Each chunk’s delta.content is a string (one step of new output) or None. None appears at stream start (role set, no text yet) and end (finish reason emitted).

The SDK does not expose a native async iterator. Wrap the synchronous iterator in an executor:

import asyncio
from mistralrs import Runner, Which, ChatCompletionRequest
runner = Runner(Which.Plain(model_id="Qwen/Qwen3-4B"), in_situ_quant="4")
async def stream_response(prompt: str):
stream = runner.send_chat_completion_request(
ChatCompletionRequest(
model="Qwen/Qwen3-4B",
messages=[{"role": "user", "content": prompt}],
stream=True,
)
)
loop = asyncio.get_event_loop()
while True:
chunk = await loop.run_in_executor(None, next, stream, None)
if chunk is None:
break
delta = chunk.choices[0].delta.content
if delta:
yield delta

Consume with async for:

async def main():
async for delta in stream_response("Write a haiku."):
print(delta, end="", flush=True)

For FastAPI, the same pattern works as a response generator:

from fastapi import FastAPI
from fastapi.responses import StreamingResponse
app = FastAPI()
runner = Runner(Which.Plain(model_id="Qwen/Qwen3-4B"), in_situ_quant="4")
@app.get("/stream")
async def stream(prompt: str):
def iter():
s = runner.send_chat_completion_request(
ChatCompletionRequest(
model="Qwen/Qwen3-4B",
messages=[{"role": "user", "content": prompt}],
stream=True,
)
)
for chunk in s:
delta = chunk.choices[0].delta.content
if delta:
yield delta
return StreamingResponse(iter(), media_type="text/event-stream")

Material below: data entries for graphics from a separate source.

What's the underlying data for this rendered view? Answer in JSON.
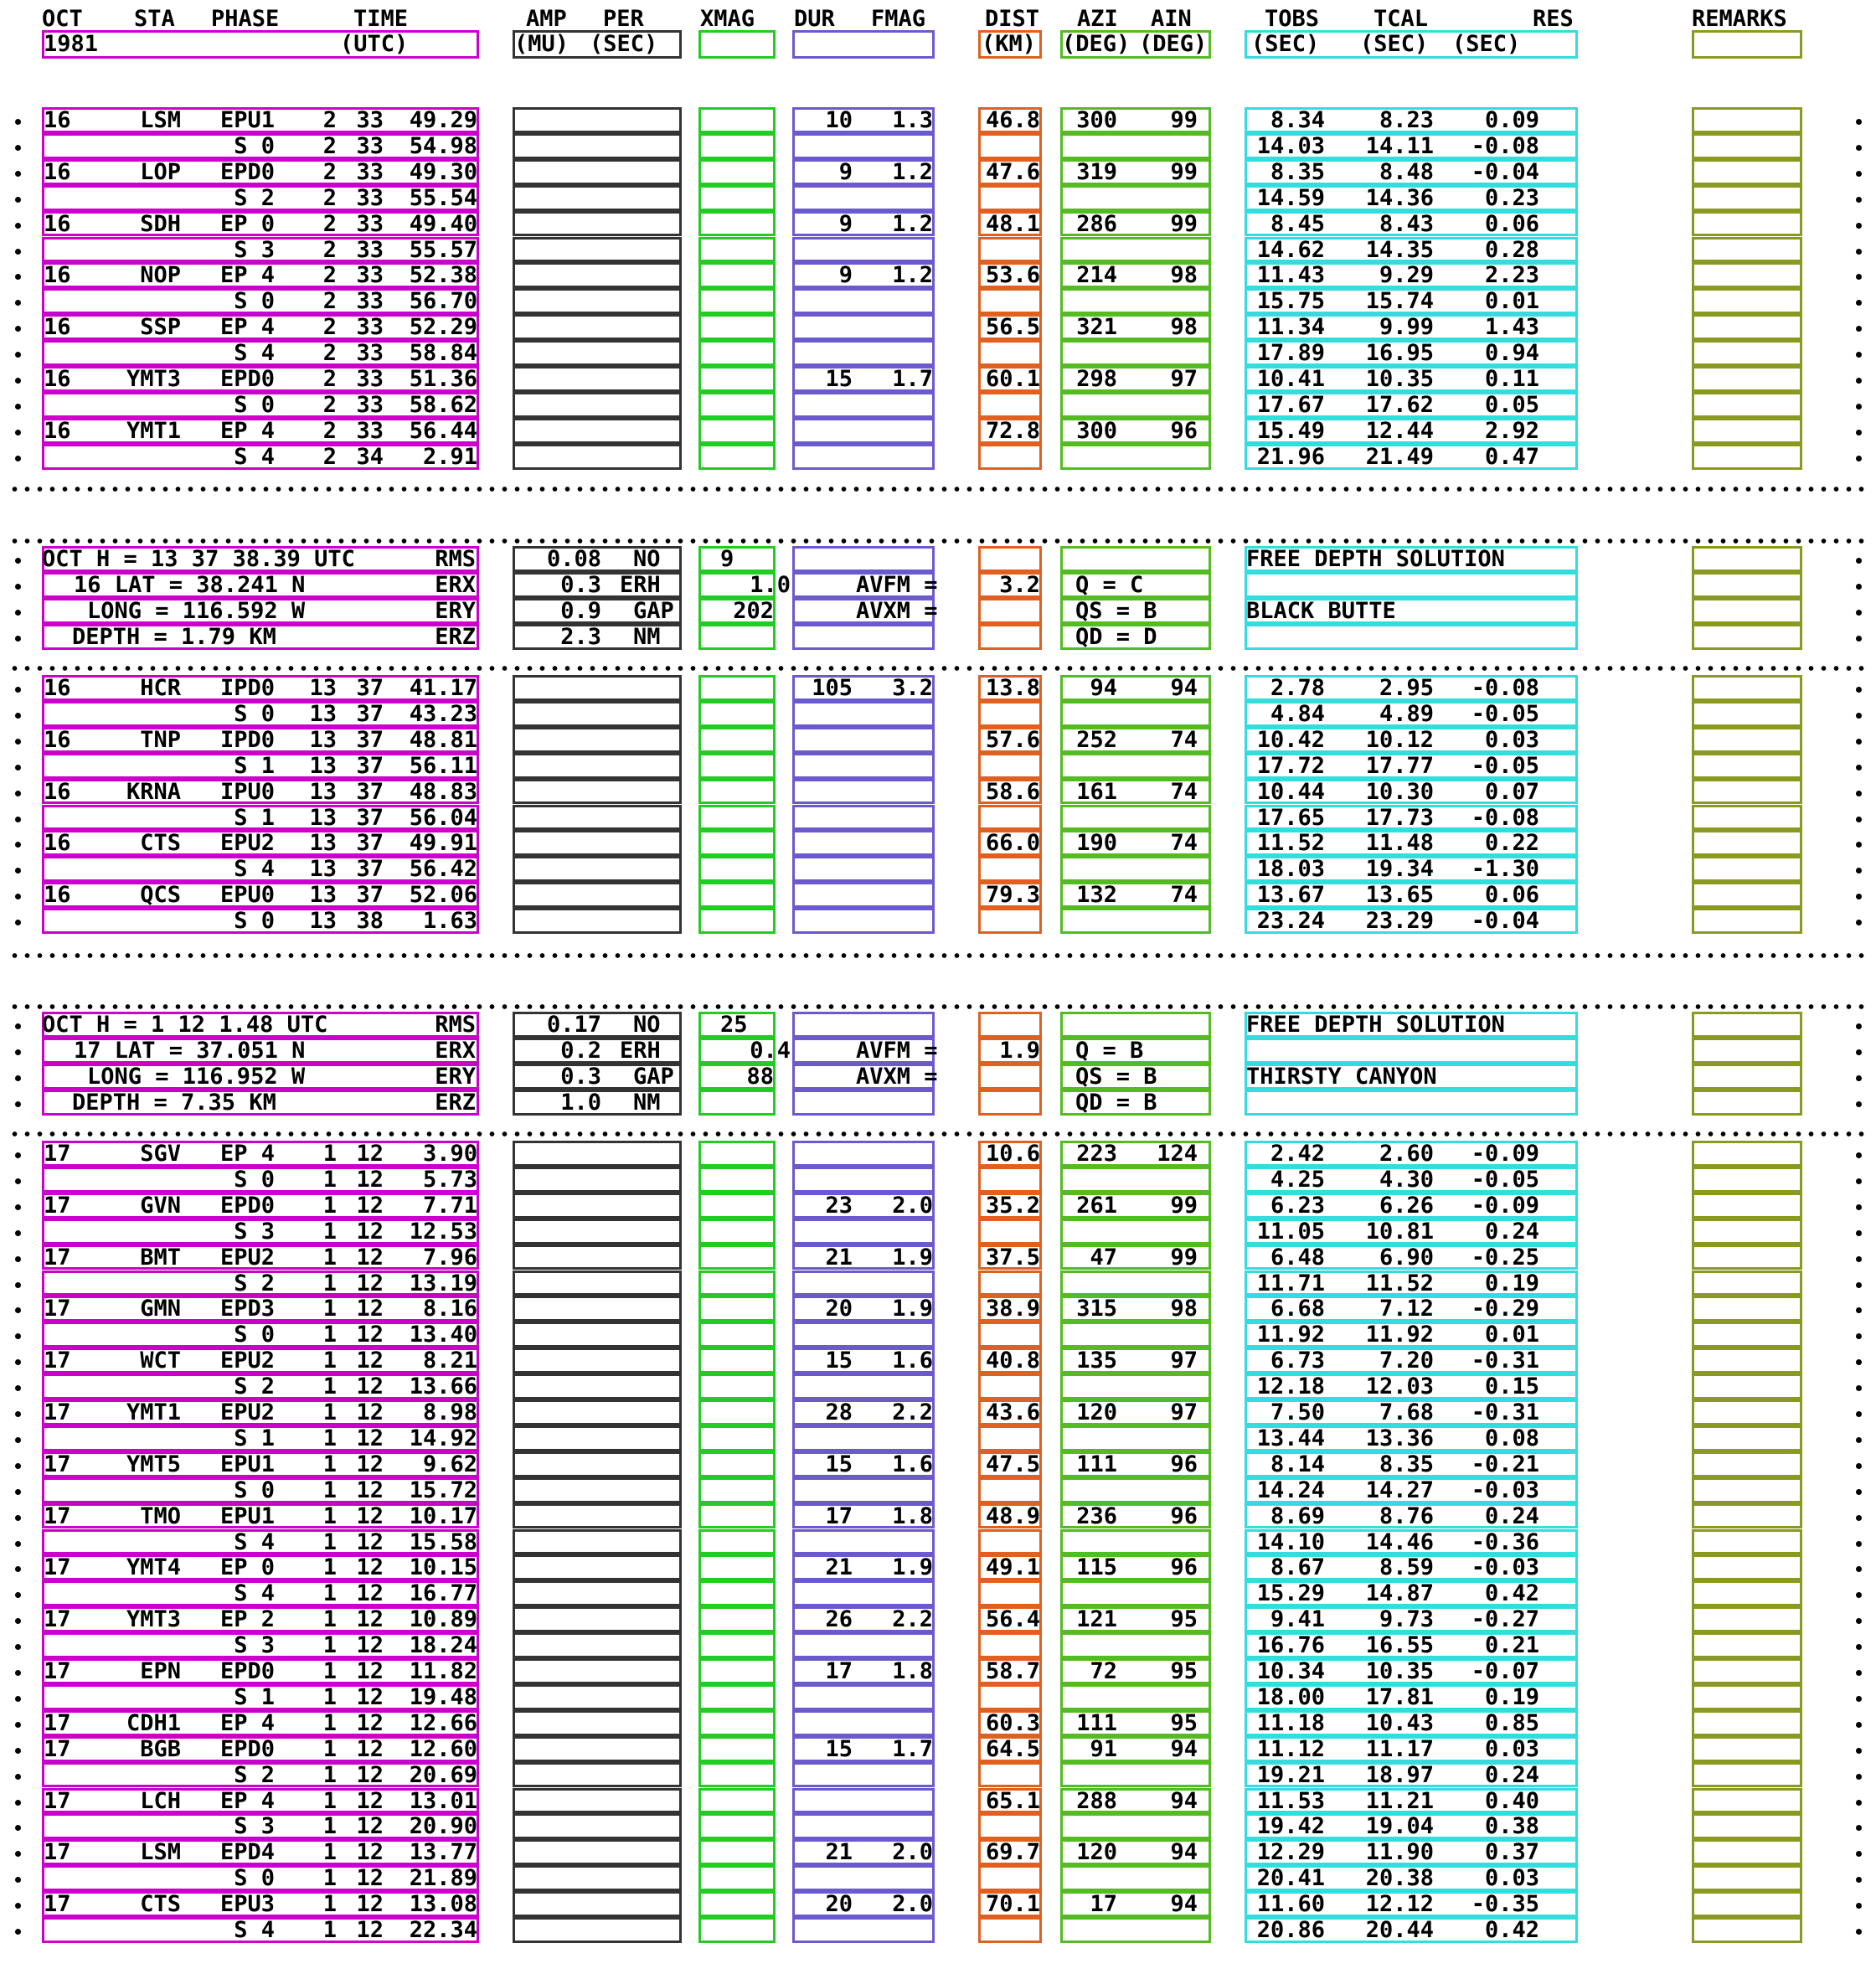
{
  "header": {
    "row1": [
      "OCT",
      "STA",
      "PHASE",
      "TIME",
      "AMP",
      "PER",
      "XMAG",
      "DUR",
      "FMAG",
      "DIST",
      "AZI",
      "AIN",
      "TOBS",
      "TCAL",
      "RES",
      "REMARKS"
    ],
    "row2": [
      "1981",
      "(UTC)",
      "(MU)",
      "(SEC)",
      "(KM)",
      "(DEG)",
      "(DEG)",
      "(SEC)",
      "(SEC)",
      "(SEC)"
    ]
  },
  "events": [
    {
      "rows": [
        {
          "day": "16",
          "sta": "LSM",
          "ph": "EPU1",
          "h": "2",
          "m": "33",
          "s": "49.29",
          "dur": "10",
          "fmag": "1.3",
          "dist": "46.8",
          "azi": "300",
          "ain": "99",
          "tobs": "8.34",
          "tcal": "8.23",
          "res": "0.09"
        },
        {
          "ph": "S 0",
          "h": "2",
          "m": "33",
          "s": "54.98",
          "tobs": "14.03",
          "tcal": "14.11",
          "res": "-0.08"
        },
        {
          "day": "16",
          "sta": "LOP",
          "ph": "EPD0",
          "h": "2",
          "m": "33",
          "s": "49.30",
          "dur": "9",
          "fmag": "1.2",
          "dist": "47.6",
          "azi": "319",
          "ain": "99",
          "tobs": "8.35",
          "tcal": "8.48",
          "res": "-0.04"
        },
        {
          "ph": "S 2",
          "h": "2",
          "m": "33",
          "s": "55.54",
          "tobs": "14.59",
          "tcal": "14.36",
          "res": "0.23"
        },
        {
          "day": "16",
          "sta": "SDH",
          "ph": "EP 0",
          "h": "2",
          "m": "33",
          "s": "49.40",
          "dur": "9",
          "fmag": "1.2",
          "dist": "48.1",
          "azi": "286",
          "ain": "99",
          "tobs": "8.45",
          "tcal": "8.43",
          "res": "0.06"
        },
        {
          "ph": "S 3",
          "h": "2",
          "m": "33",
          "s": "55.57",
          "tobs": "14.62",
          "tcal": "14.35",
          "res": "0.28"
        },
        {
          "day": "16",
          "sta": "NOP",
          "ph": "EP 4",
          "h": "2",
          "m": "33",
          "s": "52.38",
          "dur": "9",
          "fmag": "1.2",
          "dist": "53.6",
          "azi": "214",
          "ain": "98",
          "tobs": "11.43",
          "tcal": "9.29",
          "res": "2.23"
        },
        {
          "ph": "S 0",
          "h": "2",
          "m": "33",
          "s": "56.70",
          "tobs": "15.75",
          "tcal": "15.74",
          "res": "0.01"
        },
        {
          "day": "16",
          "sta": "SSP",
          "ph": "EP 4",
          "h": "2",
          "m": "33",
          "s": "52.29",
          "dist": "56.5",
          "azi": "321",
          "ain": "98",
          "tobs": "11.34",
          "tcal": "9.99",
          "res": "1.43"
        },
        {
          "ph": "S 4",
          "h": "2",
          "m": "33",
          "s": "58.84",
          "tobs": "17.89",
          "tcal": "16.95",
          "res": "0.94"
        },
        {
          "day": "16",
          "sta": "YMT3",
          "ph": "EPD0",
          "h": "2",
          "m": "33",
          "s": "51.36",
          "dur": "15",
          "fmag": "1.7",
          "dist": "60.1",
          "azi": "298",
          "ain": "97",
          "tobs": "10.41",
          "tcal": "10.35",
          "res": "0.11"
        },
        {
          "ph": "S 0",
          "h": "2",
          "m": "33",
          "s": "58.62",
          "tobs": "17.67",
          "tcal": "17.62",
          "res": "0.05"
        },
        {
          "day": "16",
          "sta": "YMT1",
          "ph": "EP 4",
          "h": "2",
          "m": "33",
          "s": "56.44",
          "dist": "72.8",
          "azi": "300",
          "ain": "96",
          "tobs": "15.49",
          "tcal": "12.44",
          "res": "2.92"
        },
        {
          "ph": "S 4",
          "h": "2",
          "m": "34",
          "s": "2.91",
          "tobs": "21.96",
          "tcal": "21.49",
          "res": "0.47"
        }
      ]
    },
    {
      "summary": {
        "l1": "OCT H = 13 37 38.39 UTC",
        "rms_label": "RMS",
        "rms": "0.08",
        "no_label": "NO",
        "no": "9",
        "l2": "16 LAT = 38.241 N",
        "erx_label": "ERX",
        "erx": "0.3",
        "erh_label": "ERH",
        "erh": "1.0",
        "avfm_label": "AVFM =",
        "avfm": "3.2",
        "q": "Q = C",
        "l3": "LONG = 116.592 W",
        "ery_label": "ERY",
        "ery": "0.9",
        "gap_label": "GAP",
        "gap": "202",
        "avxm_label": "AVXM =",
        "qs": "QS = B",
        "l4": "DEPTH = 1.79 KM",
        "erz_label": "ERZ",
        "erz": "2.3",
        "nm_label": "NM",
        "qd": "QD = D",
        "note1": "FREE DEPTH SOLUTION",
        "note2": "BLACK BUTTE"
      },
      "rows": [
        {
          "day": "16",
          "sta": "HCR",
          "ph": "IPD0",
          "h": "13",
          "m": "37",
          "s": "41.17",
          "dur": "105",
          "fmag": "3.2",
          "dist": "13.8",
          "azi": "94",
          "ain": "94",
          "tobs": "2.78",
          "tcal": "2.95",
          "res": "-0.08"
        },
        {
          "ph": "S 0",
          "h": "13",
          "m": "37",
          "s": "43.23",
          "tobs": "4.84",
          "tcal": "4.89",
          "res": "-0.05"
        },
        {
          "day": "16",
          "sta": "TNP",
          "ph": "IPD0",
          "h": "13",
          "m": "37",
          "s": "48.81",
          "dist": "57.6",
          "azi": "252",
          "ain": "74",
          "tobs": "10.42",
          "tcal": "10.12",
          "res": "0.03"
        },
        {
          "ph": "S 1",
          "h": "13",
          "m": "37",
          "s": "56.11",
          "tobs": "17.72",
          "tcal": "17.77",
          "res": "-0.05"
        },
        {
          "day": "16",
          "sta": "KRNA",
          "ph": "IPU0",
          "h": "13",
          "m": "37",
          "s": "48.83",
          "dist": "58.6",
          "azi": "161",
          "ain": "74",
          "tobs": "10.44",
          "tcal": "10.30",
          "res": "0.07"
        },
        {
          "ph": "S 1",
          "h": "13",
          "m": "37",
          "s": "56.04",
          "tobs": "17.65",
          "tcal": "17.73",
          "res": "-0.08"
        },
        {
          "day": "16",
          "sta": "CTS",
          "ph": "EPU2",
          "h": "13",
          "m": "37",
          "s": "49.91",
          "dist": "66.0",
          "azi": "190",
          "ain": "74",
          "tobs": "11.52",
          "tcal": "11.48",
          "res": "0.22"
        },
        {
          "ph": "S 4",
          "h": "13",
          "m": "37",
          "s": "56.42",
          "tobs": "18.03",
          "tcal": "19.34",
          "res": "-1.30"
        },
        {
          "day": "16",
          "sta": "QCS",
          "ph": "EPU0",
          "h": "13",
          "m": "37",
          "s": "52.06",
          "dist": "79.3",
          "azi": "132",
          "ain": "74",
          "tobs": "13.67",
          "tcal": "13.65",
          "res": "0.06"
        },
        {
          "ph": "S 0",
          "h": "13",
          "m": "38",
          "s": "1.63",
          "tobs": "23.24",
          "tcal": "23.29",
          "res": "-0.04"
        }
      ]
    },
    {
      "summary": {
        "l1": "OCT H = 1 12 1.48 UTC",
        "rms_label": "RMS",
        "rms": "0.17",
        "no_label": "NO",
        "no": "25",
        "l2": "17 LAT = 37.051 N",
        "erx_label": "ERX",
        "erx": "0.2",
        "erh_label": "ERH",
        "erh": "0.4",
        "avfm_label": "AVFM =",
        "avfm": "1.9",
        "q": "Q = B",
        "l3": "LONG = 116.952 W",
        "ery_label": "ERY",
        "ery": "0.3",
        "gap_label": "GAP",
        "gap": "88",
        "avxm_label": "AVXM =",
        "qs": "QS = B",
        "l4": "DEPTH = 7.35 KM",
        "erz_label": "ERZ",
        "erz": "1.0",
        "nm_label": "NM",
        "qd": "QD = B",
        "note1": "FREE DEPTH SOLUTION",
        "note2": "THIRSTY CANYON"
      },
      "rows": [
        {
          "day": "17",
          "sta": "SGV",
          "ph": "EP 4",
          "h": "1",
          "m": "12",
          "s": "3.90",
          "dist": "10.6",
          "azi": "223",
          "ain": "124",
          "tobs": "2.42",
          "tcal": "2.60",
          "res": "-0.09"
        },
        {
          "ph": "S 0",
          "h": "1",
          "m": "12",
          "s": "5.73",
          "tobs": "4.25",
          "tcal": "4.30",
          "res": "-0.05"
        },
        {
          "day": "17",
          "sta": "GVN",
          "ph": "EPD0",
          "h": "1",
          "m": "12",
          "s": "7.71",
          "dur": "23",
          "fmag": "2.0",
          "dist": "35.2",
          "azi": "261",
          "ain": "99",
          "tobs": "6.23",
          "tcal": "6.26",
          "res": "-0.09"
        },
        {
          "ph": "S 3",
          "h": "1",
          "m": "12",
          "s": "12.53",
          "tobs": "11.05",
          "tcal": "10.81",
          "res": "0.24"
        },
        {
          "day": "17",
          "sta": "BMT",
          "ph": "EPU2",
          "h": "1",
          "m": "12",
          "s": "7.96",
          "dur": "21",
          "fmag": "1.9",
          "dist": "37.5",
          "azi": "47",
          "ain": "99",
          "tobs": "6.48",
          "tcal": "6.90",
          "res": "-0.25"
        },
        {
          "ph": "S 2",
          "h": "1",
          "m": "12",
          "s": "13.19",
          "tobs": "11.71",
          "tcal": "11.52",
          "res": "0.19"
        },
        {
          "day": "17",
          "sta": "GMN",
          "ph": "EPD3",
          "h": "1",
          "m": "12",
          "s": "8.16",
          "dur": "20",
          "fmag": "1.9",
          "dist": "38.9",
          "azi": "315",
          "ain": "98",
          "tobs": "6.68",
          "tcal": "7.12",
          "res": "-0.29"
        },
        {
          "ph": "S 0",
          "h": "1",
          "m": "12",
          "s": "13.40",
          "tobs": "11.92",
          "tcal": "11.92",
          "res": "0.01"
        },
        {
          "day": "17",
          "sta": "WCT",
          "ph": "EPU2",
          "h": "1",
          "m": "12",
          "s": "8.21",
          "dur": "15",
          "fmag": "1.6",
          "dist": "40.8",
          "azi": "135",
          "ain": "97",
          "tobs": "6.73",
          "tcal": "7.20",
          "res": "-0.31"
        },
        {
          "ph": "S 2",
          "h": "1",
          "m": "12",
          "s": "13.66",
          "tobs": "12.18",
          "tcal": "12.03",
          "res": "0.15"
        },
        {
          "day": "17",
          "sta": "YMT1",
          "ph": "EPU2",
          "h": "1",
          "m": "12",
          "s": "8.98",
          "dur": "28",
          "fmag": "2.2",
          "dist": "43.6",
          "azi": "120",
          "ain": "97",
          "tobs": "7.50",
          "tcal": "7.68",
          "res": "-0.31"
        },
        {
          "ph": "S 1",
          "h": "1",
          "m": "12",
          "s": "14.92",
          "tobs": "13.44",
          "tcal": "13.36",
          "res": "0.08"
        },
        {
          "day": "17",
          "sta": "YMT5",
          "ph": "EPU1",
          "h": "1",
          "m": "12",
          "s": "9.62",
          "dur": "15",
          "fmag": "1.6",
          "dist": "47.5",
          "azi": "111",
          "ain": "96",
          "tobs": "8.14",
          "tcal": "8.35",
          "res": "-0.21"
        },
        {
          "ph": "S 0",
          "h": "1",
          "m": "12",
          "s": "15.72",
          "tobs": "14.24",
          "tcal": "14.27",
          "res": "-0.03"
        },
        {
          "day": "17",
          "sta": "TMO",
          "ph": "EPU1",
          "h": "1",
          "m": "12",
          "s": "10.17",
          "dur": "17",
          "fmag": "1.8",
          "dist": "48.9",
          "azi": "236",
          "ain": "96",
          "tobs": "8.69",
          "tcal": "8.76",
          "res": "0.24"
        },
        {
          "ph": "S 4",
          "h": "1",
          "m": "12",
          "s": "15.58",
          "tobs": "14.10",
          "tcal": "14.46",
          "res": "-0.36"
        },
        {
          "day": "17",
          "sta": "YMT4",
          "ph": "EP 0",
          "h": "1",
          "m": "12",
          "s": "10.15",
          "dur": "21",
          "fmag": "1.9",
          "dist": "49.1",
          "azi": "115",
          "ain": "96",
          "tobs": "8.67",
          "tcal": "8.59",
          "res": "-0.03"
        },
        {
          "ph": "S 4",
          "h": "1",
          "m": "12",
          "s": "16.77",
          "tobs": "15.29",
          "tcal": "14.87",
          "res": "0.42"
        },
        {
          "day": "17",
          "sta": "YMT3",
          "ph": "EP 2",
          "h": "1",
          "m": "12",
          "s": "10.89",
          "dur": "26",
          "fmag": "2.2",
          "dist": "56.4",
          "azi": "121",
          "ain": "95",
          "tobs": "9.41",
          "tcal": "9.73",
          "res": "-0.27"
        },
        {
          "ph": "S 3",
          "h": "1",
          "m": "12",
          "s": "18.24",
          "tobs": "16.76",
          "tcal": "16.55",
          "res": "0.21"
        },
        {
          "day": "17",
          "sta": "EPN",
          "ph": "EPD0",
          "h": "1",
          "m": "12",
          "s": "11.82",
          "dur": "17",
          "fmag": "1.8",
          "dist": "58.7",
          "azi": "72",
          "ain": "95",
          "tobs": "10.34",
          "tcal": "10.35",
          "res": "-0.07"
        },
        {
          "ph": "S 1",
          "h": "1",
          "m": "12",
          "s": "19.48",
          "tobs": "18.00",
          "tcal": "17.81",
          "res": "0.19"
        },
        {
          "day": "17",
          "sta": "CDH1",
          "ph": "EP 4",
          "h": "1",
          "m": "12",
          "s": "12.66",
          "dist": "60.3",
          "azi": "111",
          "ain": "95",
          "tobs": "11.18",
          "tcal": "10.43",
          "res": "0.85"
        },
        {
          "day": "17",
          "sta": "BGB",
          "ph": "EPD0",
          "h": "1",
          "m": "12",
          "s": "12.60",
          "dur": "15",
          "fmag": "1.7",
          "dist": "64.5",
          "azi": "91",
          "ain": "94",
          "tobs": "11.12",
          "tcal": "11.17",
          "res": "0.03"
        },
        {
          "ph": "S 2",
          "h": "1",
          "m": "12",
          "s": "20.69",
          "tobs": "19.21",
          "tcal": "18.97",
          "res": "0.24"
        },
        {
          "day": "17",
          "sta": "LCH",
          "ph": "EP 4",
          "h": "1",
          "m": "12",
          "s": "13.01",
          "dist": "65.1",
          "azi": "288",
          "ain": "94",
          "tobs": "11.53",
          "tcal": "11.21",
          "res": "0.40"
        },
        {
          "ph": "S 3",
          "h": "1",
          "m": "12",
          "s": "20.90",
          "tobs": "19.42",
          "tcal": "19.04",
          "res": "0.38"
        },
        {
          "day": "17",
          "sta": "LSM",
          "ph": "EPD4",
          "h": "1",
          "m": "12",
          "s": "13.77",
          "dur": "21",
          "fmag": "2.0",
          "dist": "69.7",
          "azi": "120",
          "ain": "94",
          "tobs": "12.29",
          "tcal": "11.90",
          "res": "0.37"
        },
        {
          "ph": "S 0",
          "h": "1",
          "m": "12",
          "s": "21.89",
          "tobs": "20.41",
          "tcal": "20.38",
          "res": "0.03"
        },
        {
          "day": "17",
          "sta": "CTS",
          "ph": "EPU3",
          "h": "1",
          "m": "12",
          "s": "13.08",
          "dur": "20",
          "fmag": "2.0",
          "dist": "70.1",
          "azi": "17",
          "ain": "94",
          "tobs": "11.60",
          "tcal": "12.12",
          "res": "-0.35"
        },
        {
          "ph": "S 4",
          "h": "1",
          "m": "12",
          "s": "22.34",
          "tobs": "20.86",
          "tcal": "20.44",
          "res": "0.42"
        }
      ]
    }
  ]
}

For production, run mistralrs as an HTTP server (see Tutorial 2) and call it with the OpenAI Python client rather than loading the model in the web app process. The HTTP server’s streaming is more robust under load.

Streaming can fail mid-response: out of memory, generation failure, client disconnect. Wrap the loop:

try:
for chunk in stream:
delta = chunk.choices[0].delta.content
if delta:
print(delta, end="", flush=True)
except Exception as e:
print(f"\n\nStream ended: {e}", file=sys.stderr)

The engine flushes generated content before raising. Partial output is preserved.